Nespony
Nespony

Reputation: 1371

Validate mysql in php?

I have a Symfony 4 project and I want to store mysql queries in as a string in a mysql database. However, before storing the strings I want to make sure they are valid mysql syntax. Is there a way of doing this? Thanks!

Upvotes: 0

Views: 1078

Answers (2)

Karol Dowbecki
Karol Dowbecki

Reputation: 44952

The easiest way would be to run a query in a new transaction and then roll it back. SQL can get complex to validate especially if you plan to allow MySQL-specific functions. What if a new function gets introduced in next MySQL release? Writing and maintaining a separate SQL validation library seems counterproductive.

Why not to try following:

  1. Create a new user for running these queries in your database. This will allow you to manage security e.g. allowing only to use SELECT statement so no one will run DROP DATABASE.

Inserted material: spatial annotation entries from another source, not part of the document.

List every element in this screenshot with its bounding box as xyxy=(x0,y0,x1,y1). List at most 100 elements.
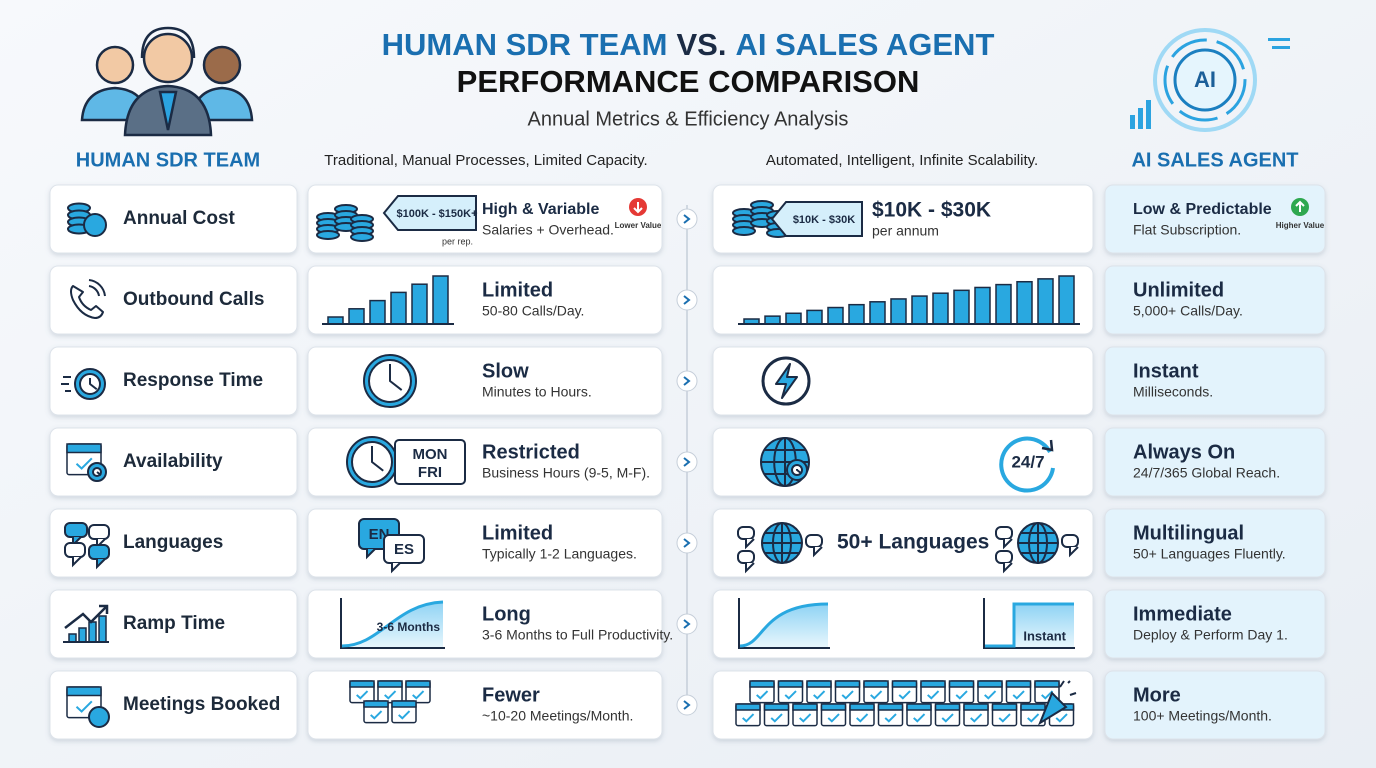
summary-title: Multilingual xyxy=(1133,522,1244,544)
decor-bar xyxy=(995,283,1012,325)
human-detail: 3-6 Months to Full Productivity. xyxy=(482,627,673,643)
calendar-check xyxy=(756,690,769,700)
phone xyxy=(70,285,104,319)
bubble-tail xyxy=(1003,562,1013,574)
coins-icon xyxy=(316,204,374,242)
metric-name: Response Time xyxy=(123,370,263,391)
clock-icon xyxy=(346,436,398,488)
metric-icon xyxy=(67,202,107,237)
calendar-top xyxy=(405,680,431,688)
calendar-top xyxy=(391,700,417,708)
summary-title: More xyxy=(1133,684,1181,706)
calendar-check xyxy=(827,713,840,723)
human-detail: Business Hours (9-5, M-F). xyxy=(482,465,650,481)
badge-text: Higher Value xyxy=(1276,221,1325,230)
ai-heading: AI SALES AGENT xyxy=(1131,149,1298,171)
summary-title: Low & Predictable xyxy=(1133,201,1272,218)
calendar-top xyxy=(749,680,775,688)
calendar-check xyxy=(75,457,93,470)
summary-detail: 24/7/365 Global Reach. xyxy=(1133,465,1280,481)
ai-figure: 50+ Languages xyxy=(837,531,989,554)
chevron xyxy=(683,457,691,467)
decor-bar xyxy=(390,291,407,325)
calendar-check xyxy=(1012,690,1025,700)
calendar-check xyxy=(412,690,425,700)
human-tagline: Traditional, Manual Processes, Limited C… xyxy=(324,152,647,169)
speech-bubble xyxy=(737,526,755,540)
summary-title: Instant xyxy=(1133,360,1199,382)
decor-bar xyxy=(932,292,949,325)
decor-bar xyxy=(369,299,386,325)
human-title: Fewer xyxy=(482,684,540,706)
globe-lines xyxy=(762,523,802,563)
confetti xyxy=(1059,680,1077,696)
summary-panel xyxy=(1104,670,1326,740)
decor-bar xyxy=(806,309,823,325)
calendar-top xyxy=(763,703,790,711)
calendar-check xyxy=(784,690,797,700)
metric-icon xyxy=(70,279,106,319)
summary-title: Immediate xyxy=(1133,603,1232,625)
calendar-top xyxy=(863,680,889,688)
calendar-top xyxy=(948,680,975,688)
bubble-tail xyxy=(1003,538,1013,550)
bubble-tail xyxy=(96,558,106,570)
globe-lines xyxy=(1018,523,1058,563)
metric-name: Languages xyxy=(123,532,223,553)
team-icon xyxy=(80,26,254,137)
metric-card xyxy=(49,589,298,659)
ai-figure-note: per annum xyxy=(872,223,939,239)
speech-bubble xyxy=(995,550,1013,564)
calendar-top xyxy=(963,703,989,711)
lightning-icon xyxy=(761,356,811,406)
clock-icon xyxy=(87,462,107,482)
calendar-check xyxy=(984,690,997,700)
metric-name: Outbound Calls xyxy=(123,289,264,310)
chevron-circle xyxy=(676,451,698,473)
step-axis xyxy=(983,598,1075,649)
summary-panel xyxy=(1104,184,1326,254)
bubble-tail xyxy=(745,538,755,550)
human-title: Limited xyxy=(482,279,553,301)
calendar-check xyxy=(742,713,755,723)
speech-bubble xyxy=(88,544,110,560)
coin xyxy=(350,232,374,242)
check-circle xyxy=(88,706,110,728)
calendar-check xyxy=(356,690,369,700)
coin xyxy=(732,226,756,236)
human-detail: ~10-20 Meetings/Month. xyxy=(482,708,633,724)
calendar-check xyxy=(970,713,983,723)
clock-hands xyxy=(389,364,403,391)
metric-name: Meetings Booked xyxy=(123,694,280,715)
calendar-card xyxy=(394,439,466,485)
decor-bar xyxy=(432,275,449,325)
calendar-top xyxy=(1005,680,1032,688)
chevron xyxy=(683,538,691,548)
clock-icon xyxy=(363,354,417,408)
decor-bar xyxy=(1037,278,1054,325)
coin xyxy=(316,230,340,240)
calendar-top xyxy=(906,703,932,711)
decor-bar xyxy=(890,298,907,325)
cycle-arrow xyxy=(999,436,1055,493)
globe-lines xyxy=(761,438,809,486)
ramp-area xyxy=(342,602,443,648)
summary-panel xyxy=(1104,265,1326,335)
chevron-circle xyxy=(676,208,698,230)
badge-arrow xyxy=(1295,200,1305,212)
icon-text: FRI xyxy=(418,464,442,481)
step-curve xyxy=(985,602,1074,648)
summary-detail: 5,000+ Calls/Day. xyxy=(1133,303,1243,319)
calendar-check xyxy=(955,690,968,700)
chevron xyxy=(683,295,691,305)
decor-bar xyxy=(785,312,802,325)
calendar-check xyxy=(884,713,897,723)
decor-bar xyxy=(88,621,97,643)
human-heading: HUMAN SDR TEAM xyxy=(76,149,260,171)
speech-bubble xyxy=(995,526,1013,540)
summary-title: Always On xyxy=(1133,441,1235,463)
decor-bar xyxy=(1016,280,1033,325)
party-popper xyxy=(1037,691,1068,726)
chevron-circle xyxy=(676,613,698,635)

  2. Run the user provided statement using the new user created in point 1. Start a new transaction using START TRANSACTION, execute the user provided statement, and rollback with ROLLBACK. Ensure SET autocommit=0 is set as per 13.3.1 START TRANSACTION, COMMIT, and ROLLBACK Syntax.

  3. If the user provided statement executes without errors it's valid. You don't have to read all the returned rows in your PHP code.

Make sure to check on performance because some statements will be expensive to execute. This functionality can DOS your application.

I'd probably create procedure or function in the database. That's what they are for. Storing SQL in a table just to query it and then execute only results in a redundant round trip between the database and the application.

Upvotes: 0

axiac
axiac

Reputation: 72226

I didn't test it but it should work.

Use the database API you already use in your project to prepare the SQL statements you want to validate then discard them; do not execute the prepared statements.

For example, using PDO, use PDO::prepare() to ask the server to prepare the statement. It returns a PDOStatement object on success (i.e. when the query is correct). Do not call execute() on the returned statement, just discard it (using unset()).

PDO::prepare() returns FALSE or throws an exception on error, depending on how the PDO's error handling is configured.